I've tried declaring $To_default in various ways including private const $To_default, static private $To_default, etc. but none worked. $settings is not static, as you can see, so I don't understand why this is a problem.

CodePudding user response:

You can not specify a default value that refers to another class property ($settings is an array that tries to read $To_default).

My recommendation is that $settings can be the result of a getter method, for example getSettings, and inside of it you can build an array and return it.

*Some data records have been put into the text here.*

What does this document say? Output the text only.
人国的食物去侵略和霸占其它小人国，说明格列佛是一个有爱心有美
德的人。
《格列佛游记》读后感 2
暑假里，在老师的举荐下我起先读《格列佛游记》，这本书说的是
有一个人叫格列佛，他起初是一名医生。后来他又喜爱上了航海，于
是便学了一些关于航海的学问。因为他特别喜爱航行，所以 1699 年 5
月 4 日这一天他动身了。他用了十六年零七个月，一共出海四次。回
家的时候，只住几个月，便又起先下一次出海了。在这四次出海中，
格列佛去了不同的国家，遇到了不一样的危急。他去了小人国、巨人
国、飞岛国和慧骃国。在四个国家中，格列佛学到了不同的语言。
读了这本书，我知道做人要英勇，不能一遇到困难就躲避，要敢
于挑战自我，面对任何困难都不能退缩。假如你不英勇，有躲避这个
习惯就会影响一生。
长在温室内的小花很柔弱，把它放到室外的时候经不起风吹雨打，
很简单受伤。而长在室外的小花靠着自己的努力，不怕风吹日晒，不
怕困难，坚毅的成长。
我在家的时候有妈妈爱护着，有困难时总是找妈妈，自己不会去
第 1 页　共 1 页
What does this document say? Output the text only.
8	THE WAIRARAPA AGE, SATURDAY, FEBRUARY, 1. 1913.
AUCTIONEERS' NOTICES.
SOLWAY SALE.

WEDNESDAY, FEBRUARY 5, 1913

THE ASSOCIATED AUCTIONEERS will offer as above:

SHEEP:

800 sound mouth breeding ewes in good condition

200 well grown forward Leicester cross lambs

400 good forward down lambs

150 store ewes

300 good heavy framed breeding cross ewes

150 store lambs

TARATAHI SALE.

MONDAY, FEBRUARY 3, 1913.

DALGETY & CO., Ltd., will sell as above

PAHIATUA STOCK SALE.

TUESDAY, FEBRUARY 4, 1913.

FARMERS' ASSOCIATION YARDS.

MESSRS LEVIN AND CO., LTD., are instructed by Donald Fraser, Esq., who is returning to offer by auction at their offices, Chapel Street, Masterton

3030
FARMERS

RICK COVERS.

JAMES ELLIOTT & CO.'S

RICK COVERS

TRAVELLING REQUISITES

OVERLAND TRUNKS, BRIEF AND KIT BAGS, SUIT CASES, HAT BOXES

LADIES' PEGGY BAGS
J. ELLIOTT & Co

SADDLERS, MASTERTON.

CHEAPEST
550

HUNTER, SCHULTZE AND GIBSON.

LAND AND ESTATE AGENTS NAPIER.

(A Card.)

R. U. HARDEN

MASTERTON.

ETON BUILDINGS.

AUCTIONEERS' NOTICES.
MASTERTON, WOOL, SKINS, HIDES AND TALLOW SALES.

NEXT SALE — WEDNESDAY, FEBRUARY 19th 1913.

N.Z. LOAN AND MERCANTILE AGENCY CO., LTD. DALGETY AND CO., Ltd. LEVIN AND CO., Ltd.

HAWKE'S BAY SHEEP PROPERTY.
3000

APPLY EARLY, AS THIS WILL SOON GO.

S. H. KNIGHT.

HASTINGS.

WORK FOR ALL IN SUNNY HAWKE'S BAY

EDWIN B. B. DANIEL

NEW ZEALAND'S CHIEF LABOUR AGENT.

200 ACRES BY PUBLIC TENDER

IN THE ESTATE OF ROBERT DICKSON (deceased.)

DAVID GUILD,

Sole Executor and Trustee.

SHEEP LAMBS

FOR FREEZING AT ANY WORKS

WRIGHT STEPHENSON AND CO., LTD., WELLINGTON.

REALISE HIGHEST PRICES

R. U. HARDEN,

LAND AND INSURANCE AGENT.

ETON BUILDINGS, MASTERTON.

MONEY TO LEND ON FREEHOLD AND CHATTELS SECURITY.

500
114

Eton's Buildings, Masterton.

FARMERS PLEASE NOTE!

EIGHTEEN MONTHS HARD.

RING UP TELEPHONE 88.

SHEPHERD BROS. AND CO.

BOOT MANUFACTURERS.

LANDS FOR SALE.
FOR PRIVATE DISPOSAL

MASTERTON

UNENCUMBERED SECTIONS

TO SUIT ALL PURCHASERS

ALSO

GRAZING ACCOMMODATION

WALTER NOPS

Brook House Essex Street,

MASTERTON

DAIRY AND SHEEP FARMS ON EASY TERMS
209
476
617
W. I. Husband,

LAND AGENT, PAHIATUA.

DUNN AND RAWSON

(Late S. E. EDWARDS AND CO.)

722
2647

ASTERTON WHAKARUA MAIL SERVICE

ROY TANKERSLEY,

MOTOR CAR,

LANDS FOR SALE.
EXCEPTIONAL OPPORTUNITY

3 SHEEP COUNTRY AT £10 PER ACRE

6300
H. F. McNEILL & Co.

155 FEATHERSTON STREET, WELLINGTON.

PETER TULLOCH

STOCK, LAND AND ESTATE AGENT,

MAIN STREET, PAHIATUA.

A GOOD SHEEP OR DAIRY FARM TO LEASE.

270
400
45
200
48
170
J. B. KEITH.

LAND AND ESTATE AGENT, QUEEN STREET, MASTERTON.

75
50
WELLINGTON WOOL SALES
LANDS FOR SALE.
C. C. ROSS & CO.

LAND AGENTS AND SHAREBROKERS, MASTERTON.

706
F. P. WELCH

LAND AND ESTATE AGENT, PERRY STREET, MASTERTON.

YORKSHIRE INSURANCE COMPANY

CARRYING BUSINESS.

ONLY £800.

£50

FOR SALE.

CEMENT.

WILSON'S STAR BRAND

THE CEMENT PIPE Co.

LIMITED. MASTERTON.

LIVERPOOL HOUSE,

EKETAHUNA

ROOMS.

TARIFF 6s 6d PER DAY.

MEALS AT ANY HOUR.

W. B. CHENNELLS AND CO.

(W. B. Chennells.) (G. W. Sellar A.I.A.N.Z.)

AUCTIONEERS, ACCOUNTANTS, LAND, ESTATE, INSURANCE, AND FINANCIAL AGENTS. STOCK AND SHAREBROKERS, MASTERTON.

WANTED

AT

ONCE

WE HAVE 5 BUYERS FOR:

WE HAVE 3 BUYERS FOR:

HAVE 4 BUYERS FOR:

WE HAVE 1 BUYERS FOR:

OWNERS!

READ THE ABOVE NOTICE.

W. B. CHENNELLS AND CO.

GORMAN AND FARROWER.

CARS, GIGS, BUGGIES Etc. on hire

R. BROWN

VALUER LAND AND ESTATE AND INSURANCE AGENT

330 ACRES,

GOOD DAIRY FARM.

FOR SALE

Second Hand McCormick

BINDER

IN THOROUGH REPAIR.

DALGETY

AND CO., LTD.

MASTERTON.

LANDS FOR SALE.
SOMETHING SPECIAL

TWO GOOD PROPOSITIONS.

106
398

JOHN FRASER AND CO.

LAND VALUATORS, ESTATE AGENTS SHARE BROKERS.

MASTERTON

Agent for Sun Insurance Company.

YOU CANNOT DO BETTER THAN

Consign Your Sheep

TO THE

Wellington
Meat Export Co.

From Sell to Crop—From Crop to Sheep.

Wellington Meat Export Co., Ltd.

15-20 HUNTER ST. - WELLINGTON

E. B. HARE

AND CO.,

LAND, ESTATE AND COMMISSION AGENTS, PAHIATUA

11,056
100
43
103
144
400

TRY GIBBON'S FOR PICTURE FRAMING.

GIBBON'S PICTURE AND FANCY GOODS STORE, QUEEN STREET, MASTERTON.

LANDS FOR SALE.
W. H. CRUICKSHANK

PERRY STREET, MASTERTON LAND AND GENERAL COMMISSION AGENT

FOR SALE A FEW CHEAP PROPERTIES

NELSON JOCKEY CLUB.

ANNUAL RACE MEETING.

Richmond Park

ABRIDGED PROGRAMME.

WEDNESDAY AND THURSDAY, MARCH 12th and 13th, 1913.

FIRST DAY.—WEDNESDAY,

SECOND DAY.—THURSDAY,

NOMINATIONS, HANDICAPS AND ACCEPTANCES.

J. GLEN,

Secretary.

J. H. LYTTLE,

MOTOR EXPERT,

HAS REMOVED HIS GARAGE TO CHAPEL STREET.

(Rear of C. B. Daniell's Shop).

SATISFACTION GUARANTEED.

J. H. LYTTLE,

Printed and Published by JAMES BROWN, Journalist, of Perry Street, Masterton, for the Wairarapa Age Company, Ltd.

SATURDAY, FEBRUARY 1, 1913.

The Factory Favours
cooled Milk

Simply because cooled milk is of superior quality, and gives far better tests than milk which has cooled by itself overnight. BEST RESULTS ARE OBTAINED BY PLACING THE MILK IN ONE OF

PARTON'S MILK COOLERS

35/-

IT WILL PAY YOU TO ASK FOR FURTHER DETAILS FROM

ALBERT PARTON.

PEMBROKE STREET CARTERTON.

By doing do this, you can also decide to override the $To_default value with a setTo method.

Here is an example:

<?php

class EmailClass extends PluginBase {
    private string $toDefault = '';

    /**
     * @param string $toDefault
     */
    public function __construct( string $toDefault = '[email protected]' ) {
        $this->toDefault = $toDefault;
    }

    /**
     * @param string $toDefault
     */
    public function setToDefault( string $toDefault ): void
    {
        $this->toDefault = $toDefault;
    }

    public function getSettings(): array
    {
        return [
            'TO' => [
                'type' => 'text',
                'label' => 'To',
                'help' => $this->toDefault,
            ]
        ];
    }

}

CodePudding user response:

Don't know deep technical explanation for this but I think this is because normally you initialize properties in the constructor, like so:

class EmailClass 
{
private $To_default = '[email protected]'; // not a constant, so better throw it into constructor too
protected $settings;

public function __construct() {
    $this->settings = array(
    'To'=>array(
    'type'=>'text',
    'label'=>'To',
    'help'=>$this->To_default
    )
    );
}
}

Analogical I don't know why: 'if isset(expression)' doesn't work but it doesn't have to. There's a better solution: 'if(expression)'. This is just how we do it.